Une prise en charge ambulatoire pour les patients Covid-19 confirmés sans critères de gravité

En phase épidémique, comme lors de la grippe, les patients ayant une forme simple ou modérée doivent être pris en charge en ville en utilisant les ressources médicales et paramédicales du territoire et en mobilisant l’ensemble des acteurs. Cette prise en charge ambulatoire a vocation à être organisée par les professionnels de santé habituellement concernés et selon les lignes directrices et recommandations publiées dans le guide « Prise en charge en ville par les médecins de ville des patients symptomatiques en phase épidémique de Covid-19 » (lire ici notre synthèse de ces recommandations).

La téléconsultation doit être privilégiée (le décret signé le 9 mars par Olivier Véran assouplit les conditions de réalisation de la télémédecine en levant l’obligation pour le patient de passer par son médecin traitant et d’avoir eu une consultation présentielle les 12 mois précédents). Quand ce n’est pas possible, les consultations doivent se faire sur rendez-vous, avec des plages horaires sans rendez-vous dédiées aux patients ayant des signes respiratoires. La Haute Autorité de santé a également publié une fiche « réponses rapides » sur la prise en charge à domicile des patients Covid-19.
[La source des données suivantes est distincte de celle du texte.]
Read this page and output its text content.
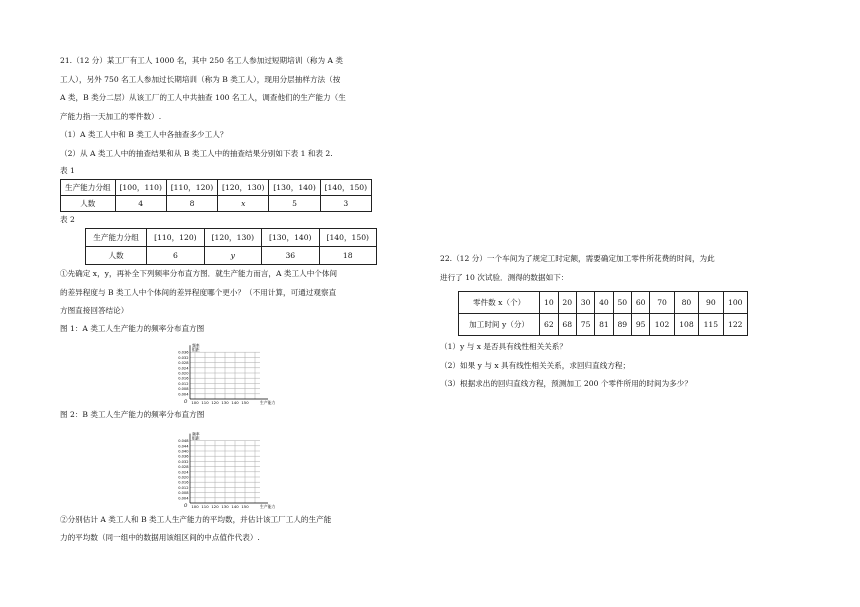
21.（12 分）某工厂有工人 1000 名，其中 250 名工人参加过短期培训（称为 A 类

工人），另外 750 名工人参加过长期培训（称为 B 类工人），现用分层抽样方法（按

A 类，B 类分二层）从该工厂的工人中共抽查 100 名工人，调查他们的生产能力（生

产能力指一天加工的零件数）.

（1）A 类工人中和 B 类工人中各抽查多少工人？

（2）从 A 类工人中的抽查结果和从 B 类工人中的抽查结果分别如下表 1 和表 2.

表 1

生产能力分组	[100，110)	[110，120)	[120，130)	[130，140)	[140，150)
人数	4	8	x	5	3

表 2

生产能力分组	[110，120)	[120，130)	[130，140)	[140，150)
人数	6	y	36	18

①先确定 x，y，再补全下列频率分布直方图．就生产能力而言，A 类工人中个体间

的差异程度与 B 类工人中个体间的差异程度哪个更小？（不用计算，可通过观察直

方图直接回答结论）

图 1：A 类工人生产能力的频率分布直方图

0.036
0.032
0.028
0.024
0.020
0.016
0.012
0.008
0.004
频率
组距
100 110 120 130 140 150	生产能力
O

图 2：B 类工人生产能力的频率分布直方图

0.048
0.044
0.040
0.036
0.032
0.028
0.024
0.020
0.016
0.012
0.008
0.004
频率
组距
100 110 120 130 140 150	生产能力
O

②分别估计 A 类工人和 B 类工人生产能力的平均数，并估计该工厂工人的生产能

力的平均数（同一组中的数据用该组区间的中点值作代表）.

22.（12 分）一个车间为了规定工时定额，需要确定加工零件所花费的时间，为此

进行了 10 次试验．测得的数据如下：

零件数 x（个）	10	20	30	40	50	60	70	80	90	100
加工时间 y（分）	62	68	75	81	89	95	102	108	115	122

（1）y 与 x 是否具有线性相关关系？

（2）如果 y 与 x 具有线性相关关系，求回归直线方程；

（3）根据求出的回归直线方程，预测加工 200 个零件所用的时间为多少？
Pour rappel, depuis le 1er avril, la définition des cas d'infection au SARS-CoV-2 élaborée par Santé publique France (consultable sur leur site) est destinée à être utilisée dans le contexte de la surveillance épidémiologique et non dans celui de la prise en charge médicale des patients suspects de Covid-19. Pour une information détaillée sur le tableau clinique compatible avec le Covid-19, veuillez consulter la fiche réflexe de la mission COREB nationale.

Au cabinet, l’accueil du sujet avec signes respiratoires doit se faire selon les règles suivantes :

– respect d’une distance de 1 m avec le personnel d’accueil et dans la salle d’attente avec les autres patients (si une pièce distincte ne peut leur être dédiée) ;

– lavage des mains avec du savon et de l’eau ou un solution hydro-alcoolique (SHA) dès son arrivée au cabinet, port d’un masque ;

– aération et nettoyage régulier des sites d’accueil, désinfection des surfaces 2 à 3 fois par jour (sans oublier les poignées de porte, téléphones, claviers d'ordinateurs), lavage des mains régulier du personnel d’accueil, suppression des objets non nécessaires (jouets, livres pour enfants, revues et journaux) ;

– limitation du nombre d’accompagnants à 1 seule personne.
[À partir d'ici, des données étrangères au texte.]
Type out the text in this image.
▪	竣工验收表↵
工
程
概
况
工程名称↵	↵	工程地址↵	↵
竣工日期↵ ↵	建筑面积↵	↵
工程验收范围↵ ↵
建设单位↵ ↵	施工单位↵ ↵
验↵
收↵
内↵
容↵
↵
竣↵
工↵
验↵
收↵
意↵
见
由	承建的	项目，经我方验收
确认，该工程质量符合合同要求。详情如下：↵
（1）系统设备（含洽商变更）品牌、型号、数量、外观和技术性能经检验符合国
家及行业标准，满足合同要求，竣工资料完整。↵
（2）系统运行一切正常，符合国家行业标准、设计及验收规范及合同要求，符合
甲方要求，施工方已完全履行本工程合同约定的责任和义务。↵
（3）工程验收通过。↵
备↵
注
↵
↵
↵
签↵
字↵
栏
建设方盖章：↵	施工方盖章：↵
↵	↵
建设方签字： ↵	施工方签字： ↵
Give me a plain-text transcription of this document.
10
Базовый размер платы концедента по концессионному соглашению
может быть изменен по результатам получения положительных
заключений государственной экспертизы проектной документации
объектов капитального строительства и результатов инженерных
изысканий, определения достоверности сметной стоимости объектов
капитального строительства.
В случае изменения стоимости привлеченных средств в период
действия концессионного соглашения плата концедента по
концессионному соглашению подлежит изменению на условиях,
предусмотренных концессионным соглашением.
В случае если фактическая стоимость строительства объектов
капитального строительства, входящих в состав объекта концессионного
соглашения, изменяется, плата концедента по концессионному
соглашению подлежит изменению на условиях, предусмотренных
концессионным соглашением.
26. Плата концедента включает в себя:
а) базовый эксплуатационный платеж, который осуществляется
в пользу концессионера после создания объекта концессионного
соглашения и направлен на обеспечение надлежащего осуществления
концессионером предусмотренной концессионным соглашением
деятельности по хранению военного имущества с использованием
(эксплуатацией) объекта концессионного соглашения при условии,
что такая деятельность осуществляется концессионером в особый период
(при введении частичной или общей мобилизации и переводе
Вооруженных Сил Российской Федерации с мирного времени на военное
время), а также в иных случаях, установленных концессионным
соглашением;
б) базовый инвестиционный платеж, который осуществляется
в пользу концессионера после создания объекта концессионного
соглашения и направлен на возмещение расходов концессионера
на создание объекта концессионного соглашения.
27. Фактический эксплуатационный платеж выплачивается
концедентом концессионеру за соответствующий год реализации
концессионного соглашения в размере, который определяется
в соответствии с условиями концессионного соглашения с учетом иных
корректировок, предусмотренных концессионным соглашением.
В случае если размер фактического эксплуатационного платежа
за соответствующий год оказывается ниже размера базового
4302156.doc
Le médecin doit se protéger : hygiène des mains (SHA ou savon doux) ; si contact étroit (< 1 m) avec le patient, port d’un masque chirurgical et gants à usage unique.

En l’absence de signes de gravité, une prise en charge ambulatoire est recommandée avec 4 modalités de surveillance possible : autosurveillance (patient ou entourage) ; suivi médical ; suivi renforcé à domicile par des infirmiers, en complément du suivi médical ; hospitalisation à domicile. La décision du mode de prise en charge est laissée à l’appréciation du médecin qui détermine le suivi le plus adapté en fonction du tableau clinique et prenant en compte non seulement les facteurs physiques, mais aussi psychologiques, socio-professionnels, etc.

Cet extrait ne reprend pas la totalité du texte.